Back in London in civvies after the war, plagued by the fear of poverty which never left him, he thought it best to return to draughtmanship. But he found the office routine unbearable. He subsisted for a time on a rapidly dwindling Army gratuity and sat alone in his room listening to the gramaphone. He wrote to all the provincial repertories, and at last was given a job in Newquay. The experience there stood him in good stead - Shaw, Ibsen, Wilde.
He was Slightly in Peter Pan with Brenda Bruce; appeared in SaintJoan at the Old Vic; and took the West End lead in the revue Share My Lettuce - one performance of which had to be cancelled after he overslept. Orson Welles directed him in Moby Dick,
but Williams declined his offer to go to America. "You will tread the road to oblivion", Welles intoned. Ooooh, how dreadful, thought Williams.
He was a friend of Joe Orton who wrote Loot for him and which he directed at the Lyric, Hammersmith, in 1980. But he did not, he confessed, belong to the Hamlet brigade.
Listeners first got to know him well in Beyond Our Ken and Hancock's Half Hour, and, later, in Round the Horne and Just a Minute.
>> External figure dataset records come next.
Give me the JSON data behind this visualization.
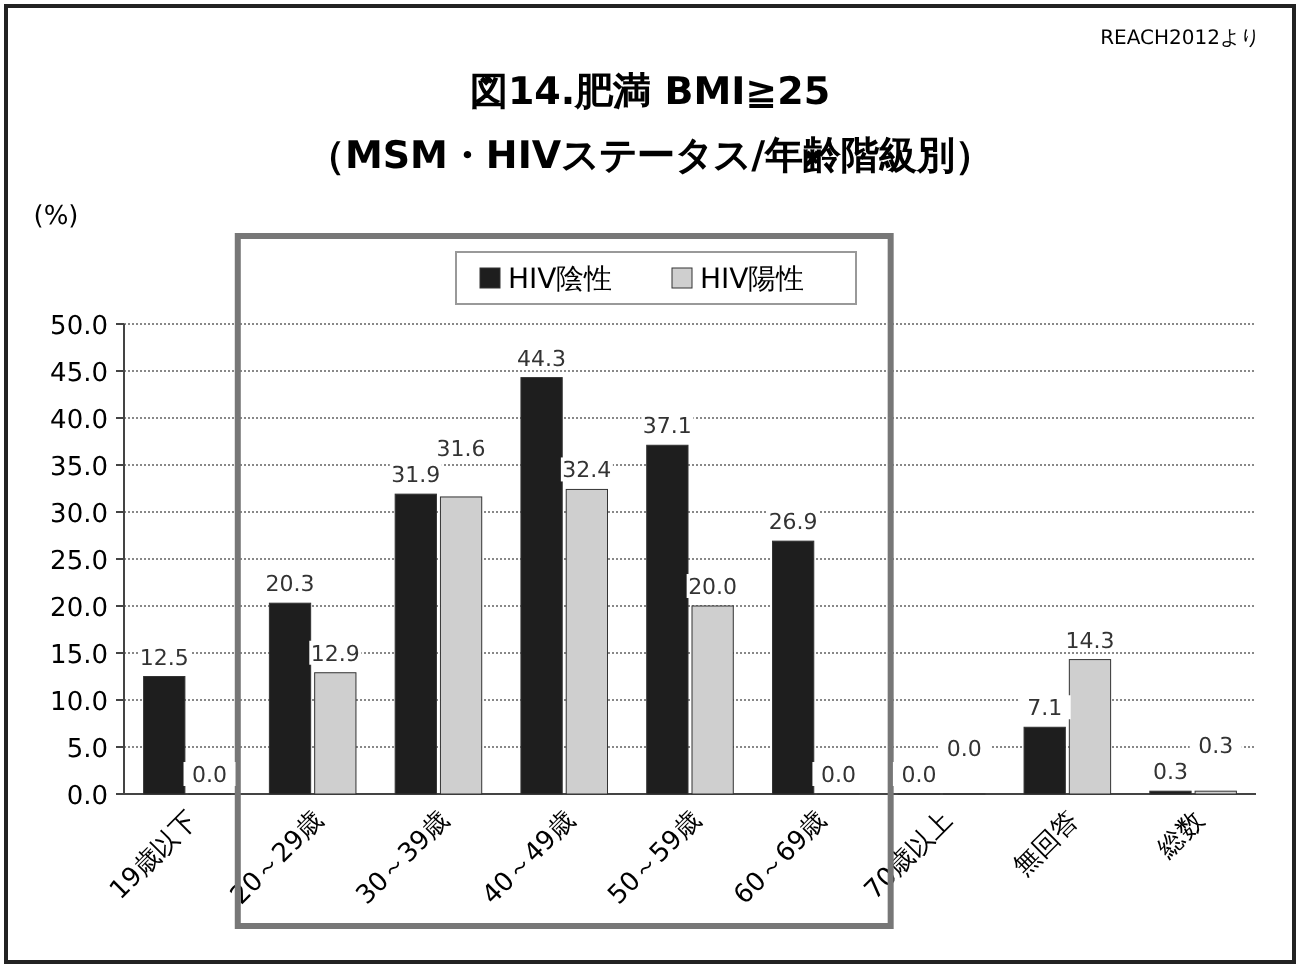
{
  "chart_data": {
    "type": "bar",
    "title": "図14.肥満 BMI≧25",
    "subtitle": "（MSM・HIVステータス/年齢階級別）",
    "ylabel": "(%)",
    "annotations": [
      "REACH2012より"
    ],
    "categories": [
      "19歳以下",
      "20～29歳",
      "30～39歳",
      "40～49歳",
      "50～59歳",
      "60～69歳",
      "70歳以上",
      "無回答",
      "総数"
    ],
    "series": [
      {
        "name": "HIV陰性",
        "color": "#1e1e1e",
        "values": [
          12.5,
          20.3,
          31.9,
          44.3,
          37.1,
          26.9,
          0.0,
          7.1,
          0.3
        ],
        "value_labels": [
          "12.5",
          "20.3",
          "31.9",
          "44.3",
          "37.1",
          "26.9",
          "0.0",
          "7.1",
          "0.3"
        ]
      },
      {
        "name": "HIV陽性",
        "color": "#cfcfcf",
        "values": [
          0.0,
          12.9,
          31.6,
          32.4,
          20.0,
          0.0,
          0.0,
          14.3,
          0.3
        ],
        "value_labels": [
          "0.0",
          "12.9",
          "31.6",
          "32.4",
          "20.0",
          "0.0",
          "0.0",
          "14.3",
          "0.3"
        ]
      }
    ],
    "ylim": [
      0,
      50
    ],
    "yticks": [
      {
        "value": 0,
        "label": "0.0"
      },
      {
        "value": 5,
        "label": "5.0"
      },
      {
        "value": 10,
        "label": "10.0"
      },
      {
        "value": 15,
        "label": "15.0"
      },
      {
        "value": 20,
        "label": "20.0"
      },
      {
        "value": 25,
        "label": "25.0"
      },
      {
        "value": 30,
        "label": "30.0"
      },
      {
        "value": 35,
        "label": "35.0"
      },
      {
        "value": 40,
        "label": "40.0"
      },
      {
        "value": 45,
        "label": "45.0"
      },
      {
        "value": 50,
        "label": "50.0"
      }
    ],
    "grid": "y",
    "legend": "top"
  }
}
A younger audience avidly followed his story-telling in Jackanory, and wrote to tell him so.
On televison, he got his own show, and also presented International Caberet. He was his usual wildly outrageous self, but the material was woefully thin.
Kenneth Williams was, as the cliches go, and intensely private man and a confirmed bachelor. He religiously kept a diary since he was a boy, tempered and expurgated extracts from which went into his autobiography, Just Williams, and his several other anecdotal books.
He was devoted to a small circle of friends, and to his mother. He was a clown by choice, and an extremely gifted clown at that, who only appreared not to take himself seriously.
He was a self-educated man with a passion for reading, mainly biography and history. He studied gothic calligraphy and illuminated manuscripts, and enjoyed Brahms and Schumann. He read peotry and admired Erich Heller as the critic who most lovingly made the pleasures of German literature available to one who did not understand German.
Like many in his laugh-making profession, he seemed to live under a cloud; but even not to know him was to like him.